If you are buying a bank owned property, there may be a bank addendum which overrides the Form 21 or Form 35 provisions. That is an example of how your situation can be very fact specific.
Same notice as on prior answer.
For that analysis to have any application at all, you would need to have used the standard Form 35 addendum.
I would also repeat what others have said about the need to consult legal counsel in this matter. These situations can be very fact specific. For example, assuming the Form 21 purchase and sale contract was used (not the condo form), the lack of a legal description can make your contract generally unenforceable. An attorney should be able to fully analyze your situation.

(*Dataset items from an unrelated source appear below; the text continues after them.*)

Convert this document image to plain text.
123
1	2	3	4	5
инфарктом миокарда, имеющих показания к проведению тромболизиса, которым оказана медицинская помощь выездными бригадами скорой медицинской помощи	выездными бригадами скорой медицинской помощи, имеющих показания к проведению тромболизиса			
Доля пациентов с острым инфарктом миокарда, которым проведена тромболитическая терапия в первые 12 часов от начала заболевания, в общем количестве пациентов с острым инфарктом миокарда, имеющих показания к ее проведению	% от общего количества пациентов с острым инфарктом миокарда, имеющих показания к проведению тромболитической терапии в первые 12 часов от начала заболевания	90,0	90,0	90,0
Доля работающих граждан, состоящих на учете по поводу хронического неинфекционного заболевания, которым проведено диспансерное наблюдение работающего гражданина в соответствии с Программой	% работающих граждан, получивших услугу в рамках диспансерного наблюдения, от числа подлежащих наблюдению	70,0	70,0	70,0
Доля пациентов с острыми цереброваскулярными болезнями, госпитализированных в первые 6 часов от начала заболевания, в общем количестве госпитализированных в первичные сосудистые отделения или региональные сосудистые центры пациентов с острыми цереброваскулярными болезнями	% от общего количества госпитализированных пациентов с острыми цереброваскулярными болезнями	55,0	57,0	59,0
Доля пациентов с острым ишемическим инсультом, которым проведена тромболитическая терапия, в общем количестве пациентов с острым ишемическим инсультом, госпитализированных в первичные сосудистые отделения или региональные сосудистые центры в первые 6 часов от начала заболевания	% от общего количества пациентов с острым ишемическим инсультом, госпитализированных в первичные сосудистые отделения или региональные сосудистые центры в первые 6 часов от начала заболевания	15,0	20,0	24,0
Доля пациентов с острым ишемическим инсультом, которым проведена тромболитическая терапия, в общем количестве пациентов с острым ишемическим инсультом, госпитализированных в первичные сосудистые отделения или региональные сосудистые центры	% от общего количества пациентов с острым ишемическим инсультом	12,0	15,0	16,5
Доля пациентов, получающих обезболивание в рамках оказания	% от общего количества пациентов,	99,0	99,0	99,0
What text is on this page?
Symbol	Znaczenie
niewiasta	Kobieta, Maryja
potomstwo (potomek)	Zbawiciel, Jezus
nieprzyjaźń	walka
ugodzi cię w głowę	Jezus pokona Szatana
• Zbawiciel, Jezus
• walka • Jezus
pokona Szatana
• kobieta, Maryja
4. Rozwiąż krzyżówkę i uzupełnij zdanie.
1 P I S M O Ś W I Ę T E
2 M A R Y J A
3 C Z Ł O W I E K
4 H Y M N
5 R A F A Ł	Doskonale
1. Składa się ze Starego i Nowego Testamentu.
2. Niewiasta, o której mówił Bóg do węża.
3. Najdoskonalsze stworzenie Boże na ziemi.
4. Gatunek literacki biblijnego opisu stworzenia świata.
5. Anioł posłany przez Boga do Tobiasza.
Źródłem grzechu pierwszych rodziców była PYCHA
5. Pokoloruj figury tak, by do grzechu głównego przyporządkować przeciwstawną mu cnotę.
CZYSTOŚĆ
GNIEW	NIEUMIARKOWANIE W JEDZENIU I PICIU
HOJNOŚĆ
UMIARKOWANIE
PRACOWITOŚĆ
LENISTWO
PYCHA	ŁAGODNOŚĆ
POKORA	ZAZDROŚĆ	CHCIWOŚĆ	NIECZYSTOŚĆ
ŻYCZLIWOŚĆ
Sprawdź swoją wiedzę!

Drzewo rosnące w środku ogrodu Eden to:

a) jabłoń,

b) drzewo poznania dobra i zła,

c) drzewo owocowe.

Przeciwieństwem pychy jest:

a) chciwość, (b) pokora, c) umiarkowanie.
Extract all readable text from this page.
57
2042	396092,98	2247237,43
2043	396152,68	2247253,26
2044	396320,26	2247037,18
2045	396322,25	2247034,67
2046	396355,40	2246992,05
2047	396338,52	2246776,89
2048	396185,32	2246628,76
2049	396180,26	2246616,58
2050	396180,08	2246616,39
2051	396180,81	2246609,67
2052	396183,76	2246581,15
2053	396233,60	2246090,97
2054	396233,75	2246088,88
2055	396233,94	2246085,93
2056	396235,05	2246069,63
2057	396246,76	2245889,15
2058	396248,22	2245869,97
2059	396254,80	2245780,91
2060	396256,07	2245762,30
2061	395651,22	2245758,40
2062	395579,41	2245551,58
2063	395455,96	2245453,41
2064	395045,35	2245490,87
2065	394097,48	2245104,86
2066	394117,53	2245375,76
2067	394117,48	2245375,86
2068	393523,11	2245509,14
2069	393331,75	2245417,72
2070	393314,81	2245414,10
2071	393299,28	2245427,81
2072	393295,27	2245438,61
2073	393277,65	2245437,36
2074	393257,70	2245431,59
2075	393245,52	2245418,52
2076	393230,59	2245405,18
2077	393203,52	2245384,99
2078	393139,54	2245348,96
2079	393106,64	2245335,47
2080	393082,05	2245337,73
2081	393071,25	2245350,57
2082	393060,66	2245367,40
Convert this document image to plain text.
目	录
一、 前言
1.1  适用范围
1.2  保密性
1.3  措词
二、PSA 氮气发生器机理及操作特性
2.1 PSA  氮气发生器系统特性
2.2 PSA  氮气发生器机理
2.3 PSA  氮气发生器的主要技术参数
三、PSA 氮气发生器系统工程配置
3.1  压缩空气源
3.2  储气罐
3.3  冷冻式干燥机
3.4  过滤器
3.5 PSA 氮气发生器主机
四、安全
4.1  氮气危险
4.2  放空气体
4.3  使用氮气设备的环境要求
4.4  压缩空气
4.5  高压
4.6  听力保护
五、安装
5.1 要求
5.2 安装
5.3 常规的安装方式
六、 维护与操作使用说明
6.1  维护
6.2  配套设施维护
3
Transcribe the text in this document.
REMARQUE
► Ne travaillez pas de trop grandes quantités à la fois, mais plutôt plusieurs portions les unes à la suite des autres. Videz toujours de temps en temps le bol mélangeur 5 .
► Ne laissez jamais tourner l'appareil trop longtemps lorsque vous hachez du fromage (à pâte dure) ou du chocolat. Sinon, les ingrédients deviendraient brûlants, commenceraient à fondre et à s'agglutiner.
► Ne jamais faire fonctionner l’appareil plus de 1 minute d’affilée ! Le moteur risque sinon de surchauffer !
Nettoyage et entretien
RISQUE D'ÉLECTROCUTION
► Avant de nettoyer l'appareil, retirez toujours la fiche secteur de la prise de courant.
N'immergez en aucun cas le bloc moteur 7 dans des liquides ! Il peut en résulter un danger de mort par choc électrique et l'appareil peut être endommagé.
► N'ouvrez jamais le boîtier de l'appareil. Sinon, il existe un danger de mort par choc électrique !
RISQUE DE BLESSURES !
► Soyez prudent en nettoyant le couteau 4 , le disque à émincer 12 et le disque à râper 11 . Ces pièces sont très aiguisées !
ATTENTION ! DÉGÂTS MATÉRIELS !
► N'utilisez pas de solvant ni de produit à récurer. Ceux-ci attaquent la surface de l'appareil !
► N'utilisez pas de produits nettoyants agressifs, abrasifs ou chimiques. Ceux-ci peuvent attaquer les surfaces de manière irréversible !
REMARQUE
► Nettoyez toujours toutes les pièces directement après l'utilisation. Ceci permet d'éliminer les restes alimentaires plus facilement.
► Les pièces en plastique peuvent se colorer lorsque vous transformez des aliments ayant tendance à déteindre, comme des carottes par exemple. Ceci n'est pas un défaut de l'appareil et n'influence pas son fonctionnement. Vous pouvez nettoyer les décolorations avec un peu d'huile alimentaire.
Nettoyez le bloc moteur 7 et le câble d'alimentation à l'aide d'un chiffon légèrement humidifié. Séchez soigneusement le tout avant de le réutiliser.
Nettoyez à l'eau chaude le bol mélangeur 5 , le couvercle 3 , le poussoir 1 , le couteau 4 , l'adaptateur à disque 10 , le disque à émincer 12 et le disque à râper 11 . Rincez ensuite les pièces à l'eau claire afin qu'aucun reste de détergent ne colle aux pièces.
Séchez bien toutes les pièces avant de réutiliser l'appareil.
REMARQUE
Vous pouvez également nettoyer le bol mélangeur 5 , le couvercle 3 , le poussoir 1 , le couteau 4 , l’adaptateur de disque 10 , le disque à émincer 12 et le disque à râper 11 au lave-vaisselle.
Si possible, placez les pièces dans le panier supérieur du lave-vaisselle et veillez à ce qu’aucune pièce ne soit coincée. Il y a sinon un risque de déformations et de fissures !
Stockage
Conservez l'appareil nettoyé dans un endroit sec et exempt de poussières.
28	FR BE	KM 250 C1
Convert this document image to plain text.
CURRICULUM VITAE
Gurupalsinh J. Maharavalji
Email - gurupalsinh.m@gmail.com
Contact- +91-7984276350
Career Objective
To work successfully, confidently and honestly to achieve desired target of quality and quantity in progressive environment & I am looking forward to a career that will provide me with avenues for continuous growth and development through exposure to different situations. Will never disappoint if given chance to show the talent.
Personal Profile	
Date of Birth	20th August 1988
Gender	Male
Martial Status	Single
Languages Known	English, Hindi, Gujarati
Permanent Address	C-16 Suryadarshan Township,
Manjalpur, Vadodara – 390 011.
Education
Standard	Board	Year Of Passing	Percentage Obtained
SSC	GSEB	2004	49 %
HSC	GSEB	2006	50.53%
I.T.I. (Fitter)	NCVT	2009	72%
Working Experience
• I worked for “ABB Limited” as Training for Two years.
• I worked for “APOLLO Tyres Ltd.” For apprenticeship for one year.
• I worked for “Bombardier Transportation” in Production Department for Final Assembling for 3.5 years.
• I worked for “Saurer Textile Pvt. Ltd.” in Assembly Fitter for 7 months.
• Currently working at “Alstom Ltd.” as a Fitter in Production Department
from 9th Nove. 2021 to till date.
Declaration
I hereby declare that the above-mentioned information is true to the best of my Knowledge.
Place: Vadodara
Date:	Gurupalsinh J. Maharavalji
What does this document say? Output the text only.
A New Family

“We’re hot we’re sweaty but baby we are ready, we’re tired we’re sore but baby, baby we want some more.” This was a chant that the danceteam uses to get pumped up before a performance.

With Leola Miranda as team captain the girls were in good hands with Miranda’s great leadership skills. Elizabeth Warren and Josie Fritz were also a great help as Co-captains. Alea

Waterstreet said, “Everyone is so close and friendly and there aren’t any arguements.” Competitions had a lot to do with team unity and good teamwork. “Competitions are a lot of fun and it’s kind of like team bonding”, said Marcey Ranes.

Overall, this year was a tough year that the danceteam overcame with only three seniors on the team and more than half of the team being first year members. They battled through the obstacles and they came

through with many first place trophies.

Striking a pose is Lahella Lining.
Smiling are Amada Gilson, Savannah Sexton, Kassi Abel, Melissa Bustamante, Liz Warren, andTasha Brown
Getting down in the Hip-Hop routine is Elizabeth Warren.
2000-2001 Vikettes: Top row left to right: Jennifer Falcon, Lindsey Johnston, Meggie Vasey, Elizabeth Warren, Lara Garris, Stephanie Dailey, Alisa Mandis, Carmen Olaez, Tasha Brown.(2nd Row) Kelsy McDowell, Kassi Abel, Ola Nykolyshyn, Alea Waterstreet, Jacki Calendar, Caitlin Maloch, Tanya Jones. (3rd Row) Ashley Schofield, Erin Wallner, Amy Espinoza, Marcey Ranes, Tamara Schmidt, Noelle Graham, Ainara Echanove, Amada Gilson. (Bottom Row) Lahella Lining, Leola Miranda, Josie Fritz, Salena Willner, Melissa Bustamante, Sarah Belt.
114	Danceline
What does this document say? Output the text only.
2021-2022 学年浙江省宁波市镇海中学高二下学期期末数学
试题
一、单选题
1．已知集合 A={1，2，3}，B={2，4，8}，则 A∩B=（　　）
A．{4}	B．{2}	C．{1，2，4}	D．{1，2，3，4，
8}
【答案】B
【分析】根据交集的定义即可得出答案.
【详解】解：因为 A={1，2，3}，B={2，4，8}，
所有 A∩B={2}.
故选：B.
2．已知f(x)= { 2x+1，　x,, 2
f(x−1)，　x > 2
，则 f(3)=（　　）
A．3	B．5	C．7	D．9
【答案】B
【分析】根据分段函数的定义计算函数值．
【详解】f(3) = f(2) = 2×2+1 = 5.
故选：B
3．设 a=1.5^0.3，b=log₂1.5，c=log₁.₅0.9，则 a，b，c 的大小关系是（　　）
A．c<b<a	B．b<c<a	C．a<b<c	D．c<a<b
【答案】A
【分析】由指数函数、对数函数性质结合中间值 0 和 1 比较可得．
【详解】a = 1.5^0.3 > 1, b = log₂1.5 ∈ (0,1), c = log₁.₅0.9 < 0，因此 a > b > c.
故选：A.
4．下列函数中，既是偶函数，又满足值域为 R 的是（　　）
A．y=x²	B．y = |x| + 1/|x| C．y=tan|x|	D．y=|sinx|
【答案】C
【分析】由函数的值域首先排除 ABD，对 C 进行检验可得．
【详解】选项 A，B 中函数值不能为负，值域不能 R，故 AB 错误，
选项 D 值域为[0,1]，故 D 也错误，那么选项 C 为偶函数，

Notice: This answer is not intended to provide legal advice, and in fact suggests the reader obtain legal advice. To obtain legal advice you would need to contact an attorney who would agree to review the facts of your specific situation.
You can cancel anytime. The consequences for canceling will be in your contract. If you are using the standard forms provided by NWMLS, your earnest money may be at risk, but would also be the most you are at risk.
You may have several legitimate options to cancel however, if you are in the proper time frames. This could include your inspection contingency, the seller's disclosure, title or neighborhood review just to name a few. The timeframes attached to these are in your contract.
Before you hire a lawyer, start with your agent. If you used the listing agent, you may want to review the contract carefully yourself first, the listing agent represents the seller first and foremost. They owe you a duty of professionalism, but not of full representation.
In Washington, there are usually several buyer discovery addendums that include clauses allowing exit without penalty. Earnest monies are held in escrow, and if there is a legitimate legal cause for exit, monies can then be released back to the buyer. However, all clauses are not included in every contract. You would have to refer to the timelines provided in each individual addendum. If you have any questions about a contract already in force, an attorney or your Real Estate professional can show you the options provided in your purchase and sale agreement.
To begin with, you should pose this question to your agent --and the Managing Broker of the real estate firm that is representing you. They will have a better perspective on your circumstances, and they may be able to refer to an attorney with whom they have experience. Good luck.